Rubén Pazos

Personal information
- Full name: Rubén Arriaza Pazos
- Date of birth: 26 August 1979 (age 46)
- Place of birth: Jerez de la Frontera, Spain
- Height: 1.86 m (6 ft 1 in)
- Position(s): Midfielder

Senior career*
- Years: Team / Apps / (Gls)
- 2000–2001: Real Madrid C / 14 / (1)
- 2001–2004: Ceuta / 88 / (2)
- 2004–2007: Xerez / 14 / (1)
- 2007: Zamora / 12 / (0)
- 2007–2008: Baza / 26 / (0)
- 2008–2009: Portuense / 17 / (0)
- 2009–2010: Lorca Deportiva
- 2010–2012: Sanluqueño / ? / (1)

= Rubén Pazos =

Spanish footballer (born 1979)

Rubén Arriaza Pazos (born 26 August 1979) is a Spanish retired footballer who played as a defensive midfielder.

==Football career==
Born in Jerez de la Frontera, Province of Cádiz, Pazos played most of his career in the Spanish third division, representing several clubs. He started his senior career with Real Madrid C, in the fourth level.
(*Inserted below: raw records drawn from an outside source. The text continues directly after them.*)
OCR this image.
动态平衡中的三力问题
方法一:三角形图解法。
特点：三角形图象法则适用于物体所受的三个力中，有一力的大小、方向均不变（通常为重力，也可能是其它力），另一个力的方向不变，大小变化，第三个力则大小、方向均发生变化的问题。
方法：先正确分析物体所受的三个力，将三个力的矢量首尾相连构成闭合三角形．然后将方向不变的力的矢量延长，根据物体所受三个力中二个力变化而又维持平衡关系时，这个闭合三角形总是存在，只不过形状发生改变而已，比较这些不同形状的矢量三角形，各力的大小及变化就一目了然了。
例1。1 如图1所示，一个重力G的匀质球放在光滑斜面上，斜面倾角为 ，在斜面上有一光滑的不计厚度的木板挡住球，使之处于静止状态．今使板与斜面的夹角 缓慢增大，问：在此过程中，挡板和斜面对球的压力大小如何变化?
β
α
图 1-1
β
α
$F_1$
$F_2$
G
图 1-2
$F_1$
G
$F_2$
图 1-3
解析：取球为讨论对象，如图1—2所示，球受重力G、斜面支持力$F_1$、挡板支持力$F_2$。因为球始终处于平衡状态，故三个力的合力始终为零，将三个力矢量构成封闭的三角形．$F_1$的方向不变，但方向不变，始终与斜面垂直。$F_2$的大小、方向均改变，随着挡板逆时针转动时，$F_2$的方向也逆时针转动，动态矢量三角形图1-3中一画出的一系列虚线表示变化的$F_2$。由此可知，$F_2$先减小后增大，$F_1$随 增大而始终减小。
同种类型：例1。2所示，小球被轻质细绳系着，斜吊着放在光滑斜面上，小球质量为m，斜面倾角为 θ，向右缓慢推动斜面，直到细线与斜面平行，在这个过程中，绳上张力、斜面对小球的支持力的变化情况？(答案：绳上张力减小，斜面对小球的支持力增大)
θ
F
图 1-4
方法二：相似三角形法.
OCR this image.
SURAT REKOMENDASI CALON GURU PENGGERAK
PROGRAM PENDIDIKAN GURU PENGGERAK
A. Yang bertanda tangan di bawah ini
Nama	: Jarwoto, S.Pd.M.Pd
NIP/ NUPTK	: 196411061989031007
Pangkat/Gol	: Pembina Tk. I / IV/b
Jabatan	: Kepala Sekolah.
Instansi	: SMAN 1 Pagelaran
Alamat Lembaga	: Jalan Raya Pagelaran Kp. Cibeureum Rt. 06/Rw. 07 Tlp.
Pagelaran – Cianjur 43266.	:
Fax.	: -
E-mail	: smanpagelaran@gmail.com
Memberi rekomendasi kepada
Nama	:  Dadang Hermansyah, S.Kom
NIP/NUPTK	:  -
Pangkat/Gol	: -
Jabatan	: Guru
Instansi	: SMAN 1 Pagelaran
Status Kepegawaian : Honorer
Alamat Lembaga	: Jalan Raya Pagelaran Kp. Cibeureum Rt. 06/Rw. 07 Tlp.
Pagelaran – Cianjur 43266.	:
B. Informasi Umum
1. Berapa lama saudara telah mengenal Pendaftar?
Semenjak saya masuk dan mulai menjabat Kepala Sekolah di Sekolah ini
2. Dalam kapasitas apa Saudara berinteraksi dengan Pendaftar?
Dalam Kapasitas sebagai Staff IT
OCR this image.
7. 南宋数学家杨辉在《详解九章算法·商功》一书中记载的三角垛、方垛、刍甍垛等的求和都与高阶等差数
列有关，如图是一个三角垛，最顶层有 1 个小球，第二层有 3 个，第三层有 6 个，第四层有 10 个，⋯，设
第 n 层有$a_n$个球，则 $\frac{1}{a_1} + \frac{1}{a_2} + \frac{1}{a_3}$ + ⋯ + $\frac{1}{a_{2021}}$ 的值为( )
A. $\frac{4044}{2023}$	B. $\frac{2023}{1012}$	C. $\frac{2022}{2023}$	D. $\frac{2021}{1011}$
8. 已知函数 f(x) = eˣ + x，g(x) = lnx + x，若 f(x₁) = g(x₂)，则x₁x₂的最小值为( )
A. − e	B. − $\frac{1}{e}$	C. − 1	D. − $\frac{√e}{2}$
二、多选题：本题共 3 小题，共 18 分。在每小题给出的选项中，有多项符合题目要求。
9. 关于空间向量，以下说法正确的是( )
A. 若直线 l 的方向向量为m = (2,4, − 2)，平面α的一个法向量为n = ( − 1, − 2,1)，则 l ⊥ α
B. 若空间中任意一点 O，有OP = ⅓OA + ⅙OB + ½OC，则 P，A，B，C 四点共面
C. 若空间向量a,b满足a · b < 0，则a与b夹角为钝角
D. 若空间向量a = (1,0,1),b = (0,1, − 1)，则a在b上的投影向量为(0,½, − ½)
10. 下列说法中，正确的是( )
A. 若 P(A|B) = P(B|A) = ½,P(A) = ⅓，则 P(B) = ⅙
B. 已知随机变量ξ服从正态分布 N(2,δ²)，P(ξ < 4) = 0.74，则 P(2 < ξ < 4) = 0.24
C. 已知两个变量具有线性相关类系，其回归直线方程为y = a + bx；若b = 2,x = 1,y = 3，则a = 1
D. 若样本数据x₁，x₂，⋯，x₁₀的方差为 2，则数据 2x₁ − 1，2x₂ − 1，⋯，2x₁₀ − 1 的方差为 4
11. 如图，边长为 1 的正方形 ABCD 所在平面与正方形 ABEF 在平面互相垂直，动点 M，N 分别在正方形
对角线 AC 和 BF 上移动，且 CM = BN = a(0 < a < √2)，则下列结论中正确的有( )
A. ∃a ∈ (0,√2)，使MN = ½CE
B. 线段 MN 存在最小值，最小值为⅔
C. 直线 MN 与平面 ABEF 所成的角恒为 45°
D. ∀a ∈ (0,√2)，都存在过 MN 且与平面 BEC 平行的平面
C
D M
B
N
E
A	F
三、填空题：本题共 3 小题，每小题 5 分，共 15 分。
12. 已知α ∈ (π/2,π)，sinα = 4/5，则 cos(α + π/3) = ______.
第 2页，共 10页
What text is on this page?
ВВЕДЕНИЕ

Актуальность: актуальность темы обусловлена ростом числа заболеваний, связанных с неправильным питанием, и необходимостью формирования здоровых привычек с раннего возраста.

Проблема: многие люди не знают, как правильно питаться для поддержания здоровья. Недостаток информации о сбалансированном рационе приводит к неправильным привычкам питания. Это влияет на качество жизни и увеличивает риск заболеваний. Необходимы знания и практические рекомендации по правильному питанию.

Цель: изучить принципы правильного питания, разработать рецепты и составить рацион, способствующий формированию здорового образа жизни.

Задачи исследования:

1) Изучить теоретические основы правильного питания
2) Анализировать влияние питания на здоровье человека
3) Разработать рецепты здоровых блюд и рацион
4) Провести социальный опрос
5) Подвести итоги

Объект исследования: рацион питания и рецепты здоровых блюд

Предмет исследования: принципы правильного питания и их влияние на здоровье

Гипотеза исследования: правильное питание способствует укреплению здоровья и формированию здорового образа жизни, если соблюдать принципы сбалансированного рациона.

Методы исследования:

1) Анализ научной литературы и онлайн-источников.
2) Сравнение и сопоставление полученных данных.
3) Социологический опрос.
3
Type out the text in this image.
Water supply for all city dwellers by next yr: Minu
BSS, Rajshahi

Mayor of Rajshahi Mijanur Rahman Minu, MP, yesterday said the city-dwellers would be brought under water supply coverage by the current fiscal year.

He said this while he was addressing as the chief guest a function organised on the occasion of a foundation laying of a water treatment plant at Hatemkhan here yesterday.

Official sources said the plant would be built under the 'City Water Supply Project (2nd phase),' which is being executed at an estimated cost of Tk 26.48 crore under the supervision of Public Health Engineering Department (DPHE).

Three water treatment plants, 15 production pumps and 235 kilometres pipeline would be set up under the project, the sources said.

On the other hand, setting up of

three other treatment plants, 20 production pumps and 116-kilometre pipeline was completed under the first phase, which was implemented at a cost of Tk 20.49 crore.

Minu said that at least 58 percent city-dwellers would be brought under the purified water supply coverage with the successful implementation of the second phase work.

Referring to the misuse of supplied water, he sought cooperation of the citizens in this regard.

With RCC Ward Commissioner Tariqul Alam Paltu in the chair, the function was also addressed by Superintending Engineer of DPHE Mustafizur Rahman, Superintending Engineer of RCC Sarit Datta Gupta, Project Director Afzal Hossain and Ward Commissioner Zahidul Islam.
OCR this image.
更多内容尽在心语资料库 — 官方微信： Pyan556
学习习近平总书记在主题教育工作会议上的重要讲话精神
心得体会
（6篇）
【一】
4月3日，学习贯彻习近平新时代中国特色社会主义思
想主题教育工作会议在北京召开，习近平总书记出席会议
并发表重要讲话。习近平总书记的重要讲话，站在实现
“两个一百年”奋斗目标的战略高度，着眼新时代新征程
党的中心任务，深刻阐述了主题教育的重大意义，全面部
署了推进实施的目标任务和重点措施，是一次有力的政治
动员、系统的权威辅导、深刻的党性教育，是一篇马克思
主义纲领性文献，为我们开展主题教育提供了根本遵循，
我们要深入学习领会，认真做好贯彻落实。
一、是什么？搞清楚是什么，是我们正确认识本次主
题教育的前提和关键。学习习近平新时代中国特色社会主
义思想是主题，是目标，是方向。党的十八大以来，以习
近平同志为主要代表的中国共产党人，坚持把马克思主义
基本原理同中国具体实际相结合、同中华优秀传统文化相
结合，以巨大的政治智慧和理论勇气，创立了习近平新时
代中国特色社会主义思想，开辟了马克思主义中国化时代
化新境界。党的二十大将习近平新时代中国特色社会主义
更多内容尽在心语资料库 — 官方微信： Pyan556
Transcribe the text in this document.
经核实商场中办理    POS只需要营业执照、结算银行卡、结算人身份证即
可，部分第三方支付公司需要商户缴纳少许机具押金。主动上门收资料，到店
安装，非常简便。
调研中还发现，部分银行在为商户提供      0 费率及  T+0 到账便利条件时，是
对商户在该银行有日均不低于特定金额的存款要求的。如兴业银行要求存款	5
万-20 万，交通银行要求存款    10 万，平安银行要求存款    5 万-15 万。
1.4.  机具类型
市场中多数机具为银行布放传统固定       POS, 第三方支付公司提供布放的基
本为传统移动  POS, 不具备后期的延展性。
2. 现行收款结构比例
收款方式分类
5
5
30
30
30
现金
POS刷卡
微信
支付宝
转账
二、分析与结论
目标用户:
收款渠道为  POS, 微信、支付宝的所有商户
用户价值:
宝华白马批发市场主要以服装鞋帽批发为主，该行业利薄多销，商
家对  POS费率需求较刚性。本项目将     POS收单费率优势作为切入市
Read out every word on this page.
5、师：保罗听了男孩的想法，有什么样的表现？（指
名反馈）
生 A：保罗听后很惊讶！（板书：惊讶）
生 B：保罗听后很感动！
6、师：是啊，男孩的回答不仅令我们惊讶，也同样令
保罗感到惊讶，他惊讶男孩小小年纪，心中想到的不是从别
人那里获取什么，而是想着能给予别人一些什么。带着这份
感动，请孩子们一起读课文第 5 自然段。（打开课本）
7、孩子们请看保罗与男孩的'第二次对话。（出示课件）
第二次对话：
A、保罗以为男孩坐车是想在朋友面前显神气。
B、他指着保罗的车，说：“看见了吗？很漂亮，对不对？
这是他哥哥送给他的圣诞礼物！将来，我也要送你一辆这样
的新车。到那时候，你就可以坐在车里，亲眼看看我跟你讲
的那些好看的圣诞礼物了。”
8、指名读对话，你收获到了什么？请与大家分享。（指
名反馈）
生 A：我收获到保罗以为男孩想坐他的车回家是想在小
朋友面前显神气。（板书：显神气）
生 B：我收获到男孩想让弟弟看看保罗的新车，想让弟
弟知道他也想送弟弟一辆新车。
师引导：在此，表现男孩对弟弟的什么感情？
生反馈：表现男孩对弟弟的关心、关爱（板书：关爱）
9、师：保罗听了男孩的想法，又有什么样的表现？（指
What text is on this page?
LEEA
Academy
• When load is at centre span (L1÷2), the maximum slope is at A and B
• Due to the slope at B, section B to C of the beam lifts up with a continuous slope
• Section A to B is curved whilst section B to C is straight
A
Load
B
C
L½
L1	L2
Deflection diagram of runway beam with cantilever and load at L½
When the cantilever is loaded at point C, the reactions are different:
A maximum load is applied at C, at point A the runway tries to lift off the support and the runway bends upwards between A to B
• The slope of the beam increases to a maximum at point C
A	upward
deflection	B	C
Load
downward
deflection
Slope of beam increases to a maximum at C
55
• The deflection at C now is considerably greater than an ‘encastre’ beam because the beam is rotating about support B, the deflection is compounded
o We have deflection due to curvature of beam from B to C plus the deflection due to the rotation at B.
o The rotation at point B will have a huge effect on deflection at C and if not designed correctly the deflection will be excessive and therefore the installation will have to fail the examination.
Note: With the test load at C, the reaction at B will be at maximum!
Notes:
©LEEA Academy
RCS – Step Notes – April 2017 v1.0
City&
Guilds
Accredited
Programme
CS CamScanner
From June 2004 to January 2007, Pazos had an unassuming spell in division two for hometown side Xerez CD, making his debut in the competition on 12 September 2004 by coming on as a 78th-minute substitute in a 1–0 home win against Polideportivo Ejido. In the summer of 2008, he signed with Racing Club Portuense.